After decades of ever-increasing taxes and spending — and a cronyist system that rewards the politically connected while blocking public-sector reforms, though claiming to protect the poor — Baltimore is a tale of two cities where the privileged few are enriched at the expense of the disenfranchised many.

In America’s fifth-most deadly city, the unemployment rate exceeds the national average by 50 percent, and 1 in 4 Baltimoreans lives in poverty — a rate 250 percent higher than in 1960, before the $20 trillion “War on Poverty.” Gray’s blighted neighborhood suffers even greater poverty, fatherlessness, school dropouts, unemployment, crime and dependency.

It’s a miscarriage of justice — and the civil-rights struggle of our time — that the wealthiest and most generous country on earth contains pockets of destitution and immiseration, where millions are deprived of the dignity and fulfillment of work.

Sparked by Gray’s death, legitimate frustration morphed into lawless rage, as looters and arsonists became the threat officials are elected to thwart. Yet, rather than uphold her duty to safeguard the equal rights and property of all residents, Mayor Stephanie Rawlings-Blake asked the police to “give those who wished to destroy, space to do that.”
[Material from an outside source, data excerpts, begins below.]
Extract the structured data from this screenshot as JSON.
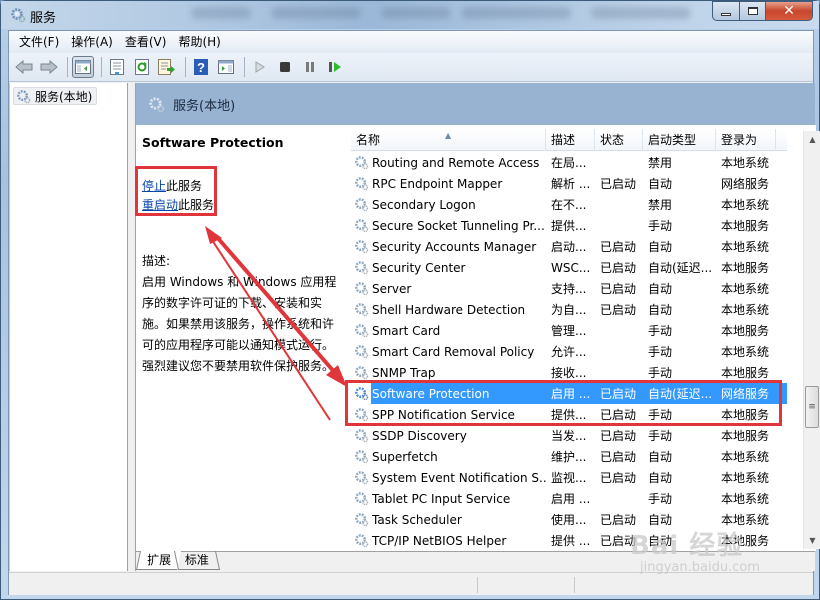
{
  "window": {
    "title": "服务",
    "minimize_label": "",
    "close_label": "✕"
  },
  "menubar": {
    "items": [
      "文件(F)",
      "操作(A)",
      "查看(V)",
      "帮助(H)"
    ]
  },
  "toolbar": {
    "buttons": [
      "back-icon",
      "forward-icon",
      "show-hide-console-tree-icon",
      "properties-icon",
      "refresh-icon",
      "export-list-icon",
      "help-icon",
      "show-hide-action-pane-icon",
      "start-service-icon",
      "stop-service-icon",
      "pause-service-icon",
      "restart-service-icon"
    ]
  },
  "tree": {
    "root_label": "服务(本地)"
  },
  "pane": {
    "header_title": "服务(本地)"
  },
  "detail": {
    "service_name": "Software Protection",
    "stop_link": "停止",
    "stop_suffix": "此服务",
    "restart_link": "重启动",
    "restart_suffix": "此服务",
    "description_label": "描述:",
    "description": "启用 Windows 和 Windows 应用程序的数字许可证的下载、安装和实施。如果禁用该服务，操作系统和许可的应用程序可能以通知模式运行。强烈建议您不要禁用软件保护服务。"
  },
  "list": {
    "columns": [
      "名称",
      "描述",
      "状态",
      "启动类型",
      "登录为"
    ],
    "sort_indicator": "▲",
    "selected_index": 11,
    "rows": [
      {
        "name": "Routing and Remote Access",
        "desc": "在局...",
        "status": "",
        "startup": "禁用",
        "logon": "本地系统"
      },
      {
        "name": "RPC Endpoint Mapper",
        "desc": "解析 ...",
        "status": "已启动",
        "startup": "自动",
        "logon": "网络服务"
      },
      {
        "name": "Secondary Logon",
        "desc": "在不...",
        "status": "",
        "startup": "禁用",
        "logon": "本地系统"
      },
      {
        "name": "Secure Socket Tunneling Pr...",
        "desc": "提供...",
        "status": "",
        "startup": "手动",
        "logon": "本地服务"
      },
      {
        "name": "Security Accounts Manager",
        "desc": "启动...",
        "status": "已启动",
        "startup": "自动",
        "logon": "本地系统"
      },
      {
        "name": "Security Center",
        "desc": "WSC...",
        "status": "已启动",
        "startup": "自动(延迟...",
        "logon": "本地服务"
      },
      {
        "name": "Server",
        "desc": "支持...",
        "status": "已启动",
        "startup": "自动",
        "logon": "本地系统"
      },
      {
        "name": "Shell Hardware Detection",
        "desc": "为自...",
        "status": "已启动",
        "startup": "自动",
        "logon": "本地系统"
      },
      {
        "name": "Smart Card",
        "desc": "管理...",
        "status": "",
        "startup": "手动",
        "logon": "本地服务"
      },
      {
        "name": "Smart Card Removal Policy",
        "desc": "允许...",
        "status": "",
        "startup": "手动",
        "logon": "本地系统"
      },
      {
        "name": "SNMP Trap",
        "desc": "接收...",
        "status": "",
        "startup": "手动",
        "logon": "本地服务"
      },
      {
        "name": "Software Protection",
        "desc": "启用 ...",
        "status": "已启动",
        "startup": "自动(延迟...",
        "logon": "网络服务"
      },
      {
        "name": "SPP Notification Service",
        "desc": "提供...",
        "status": "已启动",
        "startup": "手动",
        "logon": "本地服务"
      },
      {
        "name": "SSDP Discovery",
        "desc": "当发...",
        "status": "已启动",
        "startup": "手动",
        "logon": "本地服务"
      },
      {
        "name": "Superfetch",
        "desc": "维护...",
        "status": "已启动",
        "startup": "自动",
        "logon": "本地系统"
      },
      {
        "name": "System Event Notification S...",
        "desc": "监视...",
        "status": "已启动",
        "startup": "自动",
        "logon": "本地系统"
      },
      {
        "name": "Tablet PC Input Service",
        "desc": "启用 ...",
        "status": "",
        "startup": "手动",
        "logon": "本地系统"
      },
      {
        "name": "Task Scheduler",
        "desc": "使用...",
        "status": "已启动",
        "startup": "自动",
        "logon": "本地系统"
      },
      {
        "name": "TCP/IP NetBIOS Helper",
        "desc": "提供 ...",
        "status": "已启动",
        "startup": "自动",
        "logon": "本地服务"
      }
    ]
  },
  "tabs": [
    "扩展",
    "标准"
  ],
  "watermark": {
    "brand": "Bai 经验",
    "url": "jingyan.baidu.com"
  },
  "colors": {
    "selection": "#3399ff",
    "annotation_red": "#e0353b",
    "header_band": "#98b2d1",
    "link": "#0645ad"
  }
}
Unfortunately, when rioters believe they can misbehave without consequence, order is lost and job-creating businesses — many black-owned — flee. To curb the mayhem last week, Chief Prosecutor Marilyn Mosby announced the arrest of six police officers, including three for manslaughter and one for second-degree murder. “To the youth of this city,” Mosby proclaimed, “I will seek justice on your behalf.”
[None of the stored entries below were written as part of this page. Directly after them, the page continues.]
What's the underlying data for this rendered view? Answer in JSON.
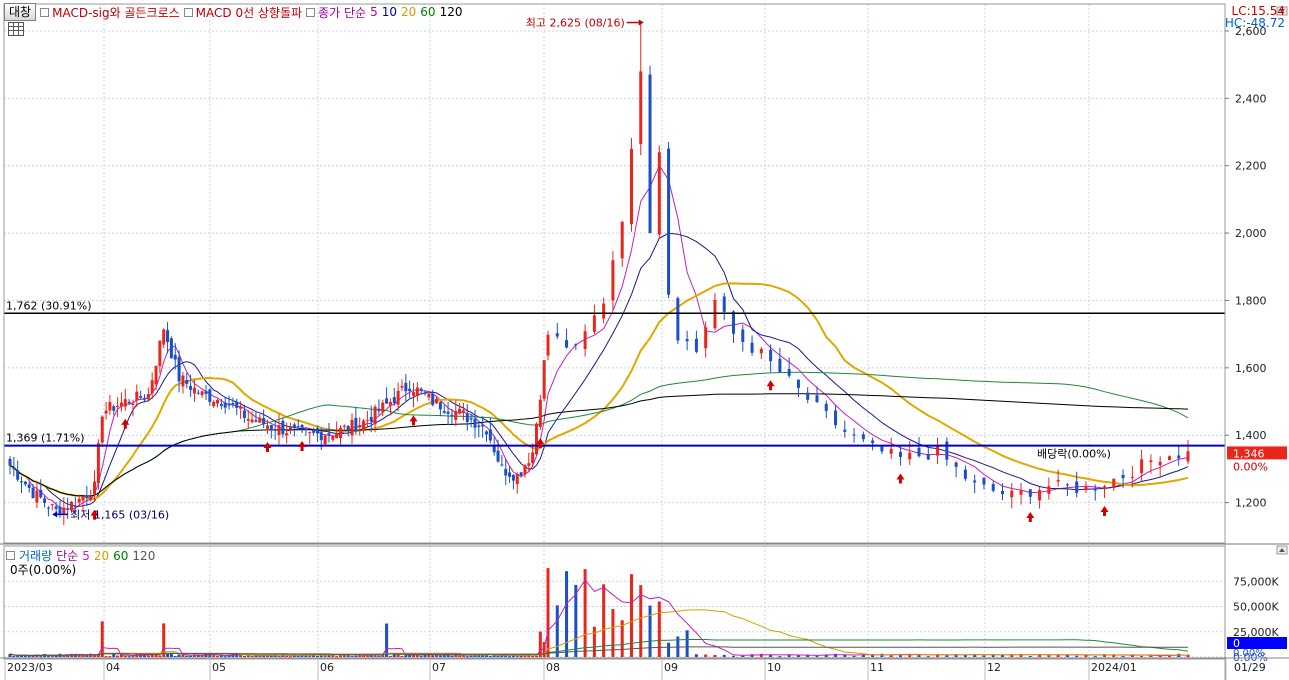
{
  "toolbar": {
    "toggle_label": "대창",
    "indicators": [
      {
        "label": "MACD-sig와 골든크로스",
        "color": "#c00000"
      },
      {
        "label": "MACD 0선 상향돌파",
        "color": "#c00000"
      },
      {
        "label": "종가 단순",
        "color": "#a000a0"
      }
    ],
    "ma_periods": [
      {
        "label": "5",
        "color": "#b000b0"
      },
      {
        "label": "10",
        "color": "#0000b0"
      },
      {
        "label": "20",
        "color": "#d4a000"
      },
      {
        "label": "60",
        "color": "#008000"
      },
      {
        "label": "120",
        "color": "#000000"
      }
    ]
  },
  "header_right": {
    "lc": "LC:15.54",
    "hc": "HC:-48.72"
  },
  "colors": {
    "up": "#e8261c",
    "down": "#1a4fc8",
    "ma5": "#c020c0",
    "ma10": "#1a1a8c",
    "ma20": "#e0a800",
    "ma60": "#1e8a3a",
    "ma120": "#000000",
    "hline_black": "#000000",
    "hline_blue": "#0000c0",
    "price_tag": "#e8261c",
    "vol_tag": "#0000ff"
  },
  "annotations": {
    "high": "최고 2,625 (08/16)",
    "low": "최저 1,165 (03/16)",
    "level_high": "1,762 (30.91%)",
    "level_mid": "1,369 (1.71%)",
    "dividend": "배당락(0.00%)",
    "price_tag": "1,346",
    "price_pct": "0.00%",
    "vol_tag": "0",
    "vol_pct": "0.00%"
  },
  "volume_panel": {
    "title": "거래량",
    "ma_label": "단순",
    "periods": [
      {
        "label": "5",
        "color": "#c020c0"
      },
      {
        "label": "20",
        "color": "#d4a000"
      },
      {
        "label": "60",
        "color": "#008000"
      },
      {
        "label": "120",
        "color": "#555555"
      }
    ],
    "sub": "0주(0.00%)"
  },
  "chart_data": [
    {
      "type": "candlestick",
      "title": "",
      "x": [
        "2023/03",
        "04",
        "05",
        "06",
        "07",
        "08",
        "09",
        "10",
        "11",
        "12",
        "2024/01",
        "01/29"
      ],
      "ylim": [
        1080,
        2680
      ],
      "yticks": [
        1200,
        1400,
        1600,
        1800,
        2000,
        2200,
        2400,
        2600
      ],
      "ytick_labels": [
        "1,200",
        "1,400",
        "1,600",
        "1,800",
        "2,000",
        "2,200",
        "2,400",
        "2,600"
      ],
      "levels": [
        1762,
        1369
      ],
      "last_price": 1346,
      "high": 2625,
      "low": 1165,
      "grid": true
    },
    {
      "type": "bar",
      "title": "거래량",
      "x": [
        "2023/03",
        "04",
        "05",
        "06",
        "07",
        "08",
        "09",
        "10",
        "11",
        "12",
        "2024/01",
        "01/29"
      ],
      "ylim": [
        0,
        100000
      ],
      "yticks": [
        0,
        25000,
        50000,
        75000
      ],
      "ytick_labels": [
        "0.00%",
        "25,000K",
        "50,000K",
        "75,000K"
      ],
      "last_value": 0,
      "grid": true
    }
  ]
}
Famed civil-rights lawyer Alan Dershowitz called the indictments “crowd control,” not justice. “Under our constitution,” he explained, “the only people entitled to justice are the defendants,” not the victim or community. Given the abandonment of procedural justice, Dershowitz predicts acquittals — and more rioting.

However satisfying, O.J.-type verdicts won’t solve urban America’s plight, nor will pouring more money into failed government institutions. But kids can overcome the real source of their angst — opportunity and values deficits — by following a three-step plan: Graduate high school, get a full-time job and wait until 21 to marry and have children.

“Our research shows that of American adults who followed these three simple rules, only about 2 percent are in poverty and nearly 75 percent have joined the middle class,” the Brookings Institution’s Ron Haskins wrote. They’re also less likely to require due process in criminal court, though there’s no guarantee, considering O.J.

To steer fatherless children toward opportunity’s three-step holy grail will take a village of mentors and a phalanx of moms — not police. Toya Graham became a national hero after retrieving her rampaging son so he wouldn’t “become another Freddie Gray.”

Graham’s plea is every mother’s hope, one that can’t be realized by government power but rather through a government that empowers. Politicians could begin by not condemning children to failed schools and by reforming the unfair system that enslaves innocents so guilty gatekeepers of union and other public-sector privileges reign freely.

Think Again — human history is proof beyond a reasonable doubt that without equality under the law and due process, there can be no liberty and justice for all.